He nailed nothing. He mostly put me to sleep.
Say what you want about Sen. Clinton, she's had 20+ years of working the ropes and public speaking, often under great duress. By comparison, Sen. Obama is used to people deferring to his vision, passion, and narrative, and letting these things count for content and the ability to articulate an idea to voters.
I am NOT saying Sen. Obama is not articulate. He can be. But he needs to learn to run for office, and not hold forth like a high school student. This means knowing the answer to a question before it's asked. This means having full command of the details and histories of legislation and issues.
Sen. Clinton can do this while fending off attacks and, for all I know, filing her nails, reading a magazine, and talking on the phone to Chelsea. She's an awesome campaigner and performer.

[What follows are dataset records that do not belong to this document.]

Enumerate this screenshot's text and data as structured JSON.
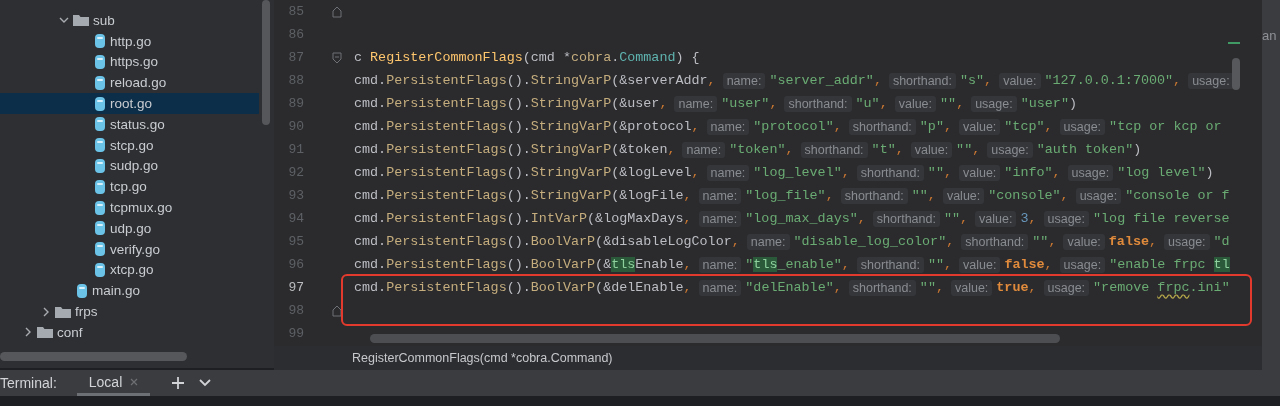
{
  "project_tree": [
    {
      "children": [
        {
          "children": [
            {
              "name": "sub",
              "kind": "folder",
              "expanded": true,
              "children": [
                {
                  "name": "http.go",
                  "kind": "file",
                  "selected": false
                },
                {
                  "name": "https.go",
                  "kind": "file",
                  "selected": false
                },
                {
                  "name": "reload.go",
                  "kind": "file",
                  "selected": false
                },
                {
                  "name": "root.go",
                  "kind": "file",
                  "selected": true
                },
                {
                  "name": "status.go",
                  "kind": "file",
                  "selected": false
                },
                {
                  "name": "stcp.go",
                  "kind": "file",
                  "selected": false
                },
                {
                  "name": "sudp.go",
                  "kind": "file",
                  "selected": false
                },
                {
                  "name": "tcp.go",
                  "kind": "file",
                  "selected": false
                },
                {
                  "name": "tcpmux.go",
                  "kind": "file",
                  "selected": false
                },
                {
                  "name": "udp.go",
                  "kind": "file",
                  "selected": false
                },
                {
                  "name": "verify.go",
                  "kind": "file",
                  "selected": false
                },
                {
                  "name": "xtcp.go",
                  "kind": "file",
                  "selected": false
                }
              ]
            },
            {
              "name": "main.go",
              "kind": "file",
              "selected": false
            }
          ]
        },
        {
          "name": "frps",
          "kind": "folder",
          "expanded": false
        }
      ]
    },
    {
      "name": "conf",
      "kind": "folder",
      "expanded": false
    }
  ],
  "editor": {
    "lines": [
      {
        "number": "85",
        "kind": "closer",
        "current": false,
        "boxed": false
      },
      {
        "number": "86",
        "kind": "plain",
        "current": false,
        "boxed": false
      },
      {
        "number": "87",
        "kind": "opener",
        "current": false,
        "boxed": false,
        "tokens": [
          {
            "kind": "plain",
            "text": "c "
          },
          {
            "kind": "func",
            "text": "RegisterCommonFlags"
          },
          {
            "kind": "plain",
            "text": "(cmd *"
          },
          {
            "kind": "method",
            "text": "cobra"
          },
          {
            "kind": "plain",
            "text": "."
          },
          {
            "kind": "type",
            "text": "Command"
          },
          {
            "kind": "plain",
            "text": ") {"
          }
        ]
      },
      {
        "number": "88",
        "kind": "plain",
        "current": false,
        "boxed": false,
        "tokens": [
          {
            "kind": "plain",
            "text": "cmd."
          },
          {
            "kind": "method",
            "text": "PersistentFlags"
          },
          {
            "kind": "plain",
            "text": "()."
          },
          {
            "kind": "method",
            "text": "StringVarP"
          },
          {
            "kind": "plain",
            "text": "(&serverAddr"
          },
          {
            "kind": "comma",
            "text": ","
          },
          {
            "kind": "hint",
            "text": "name:"
          },
          {
            "kind": "string",
            "text": "\"server_addr\""
          },
          {
            "kind": "comma",
            "text": ","
          },
          {
            "kind": "hint",
            "text": "shorthand:"
          },
          {
            "kind": "string",
            "text": "\"s\""
          },
          {
            "kind": "comma",
            "text": ","
          },
          {
            "kind": "hint",
            "text": "value:"
          },
          {
            "kind": "string",
            "text": "\"127.0.0.1:7000\""
          },
          {
            "kind": "comma",
            "text": ","
          },
          {
            "kind": "hint",
            "text": "usage:"
          }
        ]
      },
      {
        "number": "89",
        "kind": "plain",
        "current": false,
        "boxed": false,
        "tokens": [
          {
            "kind": "plain",
            "text": "cmd."
          },
          {
            "kind": "method",
            "text": "PersistentFlags"
          },
          {
            "kind": "plain",
            "text": "()."
          },
          {
            "kind": "method",
            "text": "StringVarP"
          },
          {
            "kind": "plain",
            "text": "(&user"
          },
          {
            "kind": "comma",
            "text": ","
          },
          {
            "kind": "hint",
            "text": "name:"
          },
          {
            "kind": "string",
            "text": "\"user\""
          },
          {
            "kind": "comma",
            "text": ","
          },
          {
            "kind": "hint",
            "text": "shorthand:"
          },
          {
            "kind": "string",
            "text": "\"u\""
          },
          {
            "kind": "comma",
            "text": ","
          },
          {
            "kind": "hint",
            "text": "value:"
          },
          {
            "kind": "string",
            "text": "\"\""
          },
          {
            "kind": "comma",
            "text": ","
          },
          {
            "kind": "hint",
            "text": "usage:"
          },
          {
            "kind": "string",
            "text": "\"user\""
          },
          {
            "kind": "plain",
            "text": ")"
          }
        ]
      },
      {
        "number": "90",
        "kind": "plain",
        "current": false,
        "boxed": false,
        "tokens": [
          {
            "kind": "plain",
            "text": "cmd."
          },
          {
            "kind": "method",
            "text": "PersistentFlags"
          },
          {
            "kind": "plain",
            "text": "()."
          },
          {
            "kind": "method",
            "text": "StringVarP"
          },
          {
            "kind": "plain",
            "text": "(&protocol"
          },
          {
            "kind": "comma",
            "text": ","
          },
          {
            "kind": "hint",
            "text": "name:"
          },
          {
            "kind": "string",
            "text": "\"protocol\""
          },
          {
            "kind": "comma",
            "text": ","
          },
          {
            "kind": "hint",
            "text": "shorthand:"
          },
          {
            "kind": "string",
            "text": "\"p\""
          },
          {
            "kind": "comma",
            "text": ","
          },
          {
            "kind": "hint",
            "text": "value:"
          },
          {
            "kind": "string",
            "text": "\"tcp\""
          },
          {
            "kind": "comma",
            "text": ","
          },
          {
            "kind": "hint",
            "text": "usage:"
          },
          {
            "kind": "string",
            "text": "\"tcp or kcp or"
          }
        ]
      },
      {
        "number": "91",
        "kind": "plain",
        "current": false,
        "boxed": false,
        "tokens": [
          {
            "kind": "plain",
            "text": "cmd."
          },
          {
            "kind": "method",
            "text": "PersistentFlags"
          },
          {
            "kind": "plain",
            "text": "()."
          },
          {
            "kind": "method",
            "text": "StringVarP"
          },
          {
            "kind": "plain",
            "text": "(&token"
          },
          {
            "kind": "comma",
            "text": ","
          },
          {
            "kind": "hint",
            "text": "name:"
          },
          {
            "kind": "string",
            "text": "\"token\""
          },
          {
            "kind": "comma",
            "text": ","
          },
          {
            "kind": "hint",
            "text": "shorthand:"
          },
          {
            "kind": "string",
            "text": "\"t\""
          },
          {
            "kind": "comma",
            "text": ","
          },
          {
            "kind": "hint",
            "text": "value:"
          },
          {
            "kind": "string",
            "text": "\"\""
          },
          {
            "kind": "comma",
            "text": ","
          },
          {
            "kind": "hint",
            "text": "usage:"
          },
          {
            "kind": "string",
            "text": "\"auth token\""
          },
          {
            "kind": "plain",
            "text": ")"
          }
        ]
      },
      {
        "number": "92",
        "kind": "plain",
        "current": false,
        "boxed": false,
        "tokens": [
          {
            "kind": "plain",
            "text": "cmd."
          },
          {
            "kind": "method",
            "text": "PersistentFlags"
          },
          {
            "kind": "plain",
            "text": "()."
          },
          {
            "kind": "method",
            "text": "StringVarP"
          },
          {
            "kind": "plain",
            "text": "(&logLevel"
          },
          {
            "kind": "comma",
            "text": ","
          },
          {
            "kind": "hint",
            "text": "name:"
          },
          {
            "kind": "string",
            "text": "\"log_level\""
          },
          {
            "kind": "comma",
            "text": ","
          },
          {
            "kind": "hint",
            "text": "shorthand:"
          },
          {
            "kind": "string",
            "text": "\"\""
          },
          {
            "kind": "comma",
            "text": ","
          },
          {
            "kind": "hint",
            "text": "value:"
          },
          {
            "kind": "string",
            "text": "\"info\""
          },
          {
            "kind": "comma",
            "text": ","
          },
          {
            "kind": "hint",
            "text": "usage:"
          },
          {
            "kind": "string",
            "text": "\"log level\""
          },
          {
            "kind": "plain",
            "text": ")"
          }
        ]
      },
      {
        "number": "93",
        "kind": "plain",
        "current": false,
        "boxed": false,
        "tokens": [
          {
            "kind": "plain",
            "text": "cmd."
          },
          {
            "kind": "method",
            "text": "PersistentFlags"
          },
          {
            "kind": "plain",
            "text": "()."
          },
          {
            "kind": "method",
            "text": "StringVarP"
          },
          {
            "kind": "plain",
            "text": "(&logFile"
          },
          {
            "kind": "comma",
            "text": ","
          },
          {
            "kind": "hint",
            "text": "name:"
          },
          {
            "kind": "string",
            "text": "\"log_file\""
          },
          {
            "kind": "comma",
            "text": ","
          },
          {
            "kind": "hint",
            "text": "shorthand:"
          },
          {
            "kind": "string",
            "text": "\"\""
          },
          {
            "kind": "comma",
            "text": ","
          },
          {
            "kind": "hint",
            "text": "value:"
          },
          {
            "kind": "string",
            "text": "\"console\""
          },
          {
            "kind": "comma",
            "text": ","
          },
          {
            "kind": "hint",
            "text": "usage:"
          },
          {
            "kind": "string",
            "text": "\"console or f"
          }
        ]
      },
      {
        "number": "94",
        "kind": "plain",
        "current": false,
        "boxed": false,
        "tokens": [
          {
            "kind": "plain",
            "text": "cmd."
          },
          {
            "kind": "method",
            "text": "PersistentFlags"
          },
          {
            "kind": "plain",
            "text": "()."
          },
          {
            "kind": "method",
            "text": "IntVarP"
          },
          {
            "kind": "plain",
            "text": "(&logMaxDays"
          },
          {
            "kind": "comma",
            "text": ","
          },
          {
            "kind": "hint",
            "text": "name:"
          },
          {
            "kind": "string",
            "text": "\"log_max_days\""
          },
          {
            "kind": "comma",
            "text": ","
          },
          {
            "kind": "hint",
            "text": "shorthand:"
          },
          {
            "kind": "string",
            "text": "\"\""
          },
          {
            "kind": "comma",
            "text": ","
          },
          {
            "kind": "hint",
            "text": "value:"
          },
          {
            "kind": "number",
            "text": "3"
          },
          {
            "kind": "comma",
            "text": ","
          },
          {
            "kind": "hint",
            "text": "usage:"
          },
          {
            "kind": "string",
            "text": "\"log file reverse"
          }
        ]
      },
      {
        "number": "95",
        "kind": "plain",
        "current": false,
        "boxed": false,
        "tokens": [
          {
            "kind": "plain",
            "text": "cmd."
          },
          {
            "kind": "method",
            "text": "PersistentFlags"
          },
          {
            "kind": "plain",
            "text": "()."
          },
          {
            "kind": "method",
            "text": "BoolVarP"
          },
          {
            "kind": "plain",
            "text": "(&disableLogColor"
          },
          {
            "kind": "comma",
            "text": ","
          },
          {
            "kind": "hint",
            "text": "name:"
          },
          {
            "kind": "string",
            "text": "\"disable_log_color\""
          },
          {
            "kind": "comma",
            "text": ","
          },
          {
            "kind": "hint",
            "text": "shorthand:"
          },
          {
            "kind": "string",
            "text": "\"\""
          },
          {
            "kind": "comma",
            "text": ","
          },
          {
            "kind": "hint",
            "text": "value:"
          },
          {
            "kind": "keyword",
            "text": "false"
          },
          {
            "kind": "comma",
            "text": ","
          },
          {
            "kind": "hint",
            "text": "usage:"
          },
          {
            "kind": "string",
            "text": "\"d"
          }
        ]
      },
      {
        "number": "96",
        "kind": "plain",
        "current": false,
        "boxed": false,
        "tokens": [
          {
            "kind": "plain",
            "text": "cmd."
          },
          {
            "kind": "method",
            "text": "PersistentFlags"
          },
          {
            "kind": "plain",
            "text": "()."
          },
          {
            "kind": "method",
            "text": "BoolVarP"
          },
          {
            "kind": "plain",
            "text": "(&"
          },
          {
            "kind": "match",
            "text": "tls"
          },
          {
            "kind": "plain",
            "text": "Enable"
          },
          {
            "kind": "comma",
            "text": ","
          },
          {
            "kind": "hint",
            "text": "name:"
          },
          {
            "kind": "string",
            "text": "\""
          },
          {
            "kind": "match",
            "text": "tls"
          },
          {
            "kind": "string",
            "text": "_enable\""
          },
          {
            "kind": "comma",
            "text": ","
          },
          {
            "kind": "hint",
            "text": "shorthand:"
          },
          {
            "kind": "string",
            "text": "\"\""
          },
          {
            "kind": "comma",
            "text": ","
          },
          {
            "kind": "hint",
            "text": "value:"
          },
          {
            "kind": "keyword",
            "text": "false"
          },
          {
            "kind": "comma",
            "text": ","
          },
          {
            "kind": "hint",
            "text": "usage:"
          },
          {
            "kind": "string",
            "text": "\"enable frpc "
          },
          {
            "kind": "match",
            "text": "tl"
          }
        ]
      },
      {
        "number": "97",
        "kind": "plain",
        "current": true,
        "boxed": true,
        "tokens": [
          {
            "kind": "plain",
            "text": "cmd."
          },
          {
            "kind": "method",
            "text": "PersistentFlags"
          },
          {
            "kind": "plain",
            "text": "()."
          },
          {
            "kind": "method",
            "text": "BoolVarP"
          },
          {
            "kind": "plain",
            "text": "(&delEnable"
          },
          {
            "kind": "comma",
            "text": ","
          },
          {
            "kind": "hint",
            "text": "name:"
          },
          {
            "kind": "string",
            "text": "\"delEnable\""
          },
          {
            "kind": "comma",
            "text": ","
          },
          {
            "kind": "hint",
            "text": "shorthand:"
          },
          {
            "kind": "string",
            "text": "\"\""
          },
          {
            "kind": "comma",
            "text": ","
          },
          {
            "kind": "hint",
            "text": "value:"
          },
          {
            "kind": "keyword",
            "text": "true"
          },
          {
            "kind": "comma",
            "text": ","
          },
          {
            "kind": "hint",
            "text": "usage:"
          },
          {
            "kind": "string",
            "text": "\"remove "
          },
          {
            "kind": "typo",
            "text": "frpc"
          },
          {
            "kind": "string",
            "text": ".ini\""
          }
        ]
      },
      {
        "number": "98",
        "kind": "closer",
        "current": false,
        "boxed": true
      },
      {
        "number": "99",
        "kind": "plain",
        "current": false,
        "boxed": false
      }
    ],
    "breadcrumb": "RegisterCommonFlags(cmd *cobra.Command)"
  },
  "side_panel": {
    "text": "an"
  },
  "terminal": {
    "label": "Terminal:",
    "tabs": [
      {
        "label": "Local",
        "selected": true
      }
    ]
  }
}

Last night, Sen. Obama reminded me of no one so much as George W. Bush. The deer in the headlights look. The rambling, stumbling answers. The retreat to feeling and talk about change whenever he didn't know what else to say. The dependence on others, e.g., John Edwards, to do his work for him.
Indeed, the more I think about it, the more like George W. Bush Sen. Obama is: the sense of entitlement. The sense of self-righteousness. The incredulity that he may have to work for something, get his hands dirty, prove to us he's worth the job.
If I were an Obama supporter, I'd be very depressed right now. We know what Sen. Clinton's problems are. They're old news, and they're not going to stop her now. Sen. Obama was merely pointing out the obvious last night. But every time he appears on a stage with her, he looks teeny by comparison.
(And what's with his scary hands? Can't he afford a jacket whose sleeves go past his wrists? Every time he moves his arms, he looks like Frankenstein.)